Ele chegou ao mais alto cargo da República através do tumultuado e traumático processo de impeachment da então presidente Dilma Rousseff, envolvida em escândalos de corrupção e obstrução da justiça, a quem sucedeu cumprindo mandamento constitucional. Prometeu erigir uma "Ponte para o Futuro", plano de governo bem formulado que atendia aos reclamos da nossa nação, mergulhada em gravíssima crise econômica que jogou na rua do desemprego cerca de 14 milhões de brasileiros.
Confesso que acreditei que o professor de Direito Constitucional Michel Temer, reunia, como poucos, as qualidades adequadas para o grande desafio de realizar, em tão graves circunstâncias, uma transição para um novo Brasil. Afinal, além de se tratar de um ex-presidente da Câmara, Temer presidiu o PMDB, legenda que congrega parte do que há de melhor e pior no cenário político do país, tarefa para político experiente e desenvolto.
No entanto, a desenvoltura do diálogo do Presidente da República com um conhecido e delinqüente mega-empresário, em encontro na calada da noite, revelou relação promiscua ou mesmo criminosa.
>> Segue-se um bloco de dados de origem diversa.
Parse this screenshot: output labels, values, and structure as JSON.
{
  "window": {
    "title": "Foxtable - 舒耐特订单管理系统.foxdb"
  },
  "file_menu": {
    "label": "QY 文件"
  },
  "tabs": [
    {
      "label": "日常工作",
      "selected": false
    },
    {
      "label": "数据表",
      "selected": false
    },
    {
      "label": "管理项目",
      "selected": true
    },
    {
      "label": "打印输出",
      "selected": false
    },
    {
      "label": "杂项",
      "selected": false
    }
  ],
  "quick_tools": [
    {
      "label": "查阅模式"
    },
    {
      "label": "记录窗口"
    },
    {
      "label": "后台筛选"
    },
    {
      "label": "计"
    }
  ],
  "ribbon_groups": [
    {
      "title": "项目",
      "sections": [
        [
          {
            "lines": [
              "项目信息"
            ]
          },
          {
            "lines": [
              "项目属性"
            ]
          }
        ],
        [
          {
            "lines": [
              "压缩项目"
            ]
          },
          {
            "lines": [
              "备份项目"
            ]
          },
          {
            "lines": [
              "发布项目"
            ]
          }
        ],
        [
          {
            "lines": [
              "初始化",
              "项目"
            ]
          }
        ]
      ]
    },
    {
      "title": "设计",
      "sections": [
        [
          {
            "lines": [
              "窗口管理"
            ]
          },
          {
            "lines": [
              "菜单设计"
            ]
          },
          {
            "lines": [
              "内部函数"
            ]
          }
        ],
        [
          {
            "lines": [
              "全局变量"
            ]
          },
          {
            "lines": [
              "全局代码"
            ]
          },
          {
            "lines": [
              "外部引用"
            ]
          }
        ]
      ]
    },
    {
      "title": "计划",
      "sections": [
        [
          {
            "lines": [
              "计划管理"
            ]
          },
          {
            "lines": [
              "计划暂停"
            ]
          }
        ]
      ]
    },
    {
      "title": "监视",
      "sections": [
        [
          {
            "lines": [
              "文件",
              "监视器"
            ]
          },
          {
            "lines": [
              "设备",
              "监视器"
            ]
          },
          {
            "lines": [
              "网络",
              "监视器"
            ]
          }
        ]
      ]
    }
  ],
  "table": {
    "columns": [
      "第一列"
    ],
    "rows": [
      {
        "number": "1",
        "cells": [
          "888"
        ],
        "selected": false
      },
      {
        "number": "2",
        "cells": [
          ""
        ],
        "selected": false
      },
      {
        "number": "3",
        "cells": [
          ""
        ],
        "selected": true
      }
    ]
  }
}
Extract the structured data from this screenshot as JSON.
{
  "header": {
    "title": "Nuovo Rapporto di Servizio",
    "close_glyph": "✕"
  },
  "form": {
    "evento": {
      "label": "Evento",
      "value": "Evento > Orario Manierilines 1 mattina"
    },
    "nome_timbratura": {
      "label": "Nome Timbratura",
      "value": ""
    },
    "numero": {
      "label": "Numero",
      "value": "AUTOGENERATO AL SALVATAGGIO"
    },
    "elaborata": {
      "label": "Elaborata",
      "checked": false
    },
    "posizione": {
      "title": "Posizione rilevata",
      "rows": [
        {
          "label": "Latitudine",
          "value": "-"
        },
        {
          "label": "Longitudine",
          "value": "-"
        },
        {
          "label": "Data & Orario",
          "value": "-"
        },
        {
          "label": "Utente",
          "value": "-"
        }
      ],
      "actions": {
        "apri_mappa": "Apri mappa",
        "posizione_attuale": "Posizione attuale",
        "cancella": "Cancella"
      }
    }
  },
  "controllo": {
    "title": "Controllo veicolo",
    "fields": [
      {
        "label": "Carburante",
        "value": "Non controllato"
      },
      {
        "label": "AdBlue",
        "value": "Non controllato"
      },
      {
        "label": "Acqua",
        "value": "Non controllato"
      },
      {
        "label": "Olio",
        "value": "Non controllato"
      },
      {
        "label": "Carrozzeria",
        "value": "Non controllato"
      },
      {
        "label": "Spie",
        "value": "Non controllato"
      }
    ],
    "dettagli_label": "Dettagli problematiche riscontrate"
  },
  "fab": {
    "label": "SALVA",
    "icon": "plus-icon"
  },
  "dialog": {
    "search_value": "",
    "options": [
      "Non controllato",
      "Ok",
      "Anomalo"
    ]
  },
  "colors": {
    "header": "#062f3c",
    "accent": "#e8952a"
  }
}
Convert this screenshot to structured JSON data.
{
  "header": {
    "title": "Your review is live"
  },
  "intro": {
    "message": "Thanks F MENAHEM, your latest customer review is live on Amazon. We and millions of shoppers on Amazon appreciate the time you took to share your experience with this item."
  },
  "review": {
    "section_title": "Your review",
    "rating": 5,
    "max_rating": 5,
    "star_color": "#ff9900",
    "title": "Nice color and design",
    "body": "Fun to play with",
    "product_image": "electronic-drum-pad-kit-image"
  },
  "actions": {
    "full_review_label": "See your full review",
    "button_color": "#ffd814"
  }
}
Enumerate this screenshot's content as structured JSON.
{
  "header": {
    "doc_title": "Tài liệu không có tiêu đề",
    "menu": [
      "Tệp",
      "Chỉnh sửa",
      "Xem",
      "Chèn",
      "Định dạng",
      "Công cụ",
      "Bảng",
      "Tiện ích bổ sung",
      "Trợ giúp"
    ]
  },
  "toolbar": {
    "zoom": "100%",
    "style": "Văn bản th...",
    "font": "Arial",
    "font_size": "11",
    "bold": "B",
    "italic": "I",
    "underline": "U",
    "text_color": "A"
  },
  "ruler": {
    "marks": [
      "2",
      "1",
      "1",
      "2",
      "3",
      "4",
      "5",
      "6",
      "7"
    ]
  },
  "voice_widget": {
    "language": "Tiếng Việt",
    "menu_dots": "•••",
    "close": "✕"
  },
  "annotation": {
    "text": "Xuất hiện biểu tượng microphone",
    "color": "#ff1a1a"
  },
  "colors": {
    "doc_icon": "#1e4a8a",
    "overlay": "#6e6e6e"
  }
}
O caráter clandestino da gravação, cujos trechos fundamentais já foram atestados por diversos peritos, se equipara à forma furtiva do acesso do meliante ao Palácio do Jaburu, sem registro em agenda oficial ou identificação na portaria. E o silêncio do Presidente, ao não reportar às autoridades competentes o teor das graves afirmações de seu interlocutor, em flagrante prevaricação, só não é mais eloquente que suas suspeitas assertivas, capturadas no áudio.
Os reclamos por perícias técnicas e exame de legalidade da prova, após o conteúdo da gravação ser divulgado e em nenhum momento negado pelo Presidente da República, mais parece o apelo de um moribundo por algumas horas mais de vida.É certo dizer que Temer vinha fazendo um grande trabalho, ao propor e até realizar reformas que há anos seus antecessores negligenciaram, mas isso não confere imunidade para que o presidente pratique crimes de responsabilidade.
Nenhuma ponte pode ser construída sobre alicerces corrompidos. E é por isso que a OAB, honrando a tradição de sempre vocalizar os anseios da sociedade civil, em defesa da ordem jurídico-constitucional, se reuniu em caráter extraordinário no último sábado deliberando pela proposição de pedido de "impeachment" do Presidente da República Michel Temer, medida extrema e amarga e que se repete pela terceira vez após a promulgação da Constituição Federal de 1988. Erigida sobre o lamaçal que invadiu o cenário político da nação, a ponte de Temer ruiu.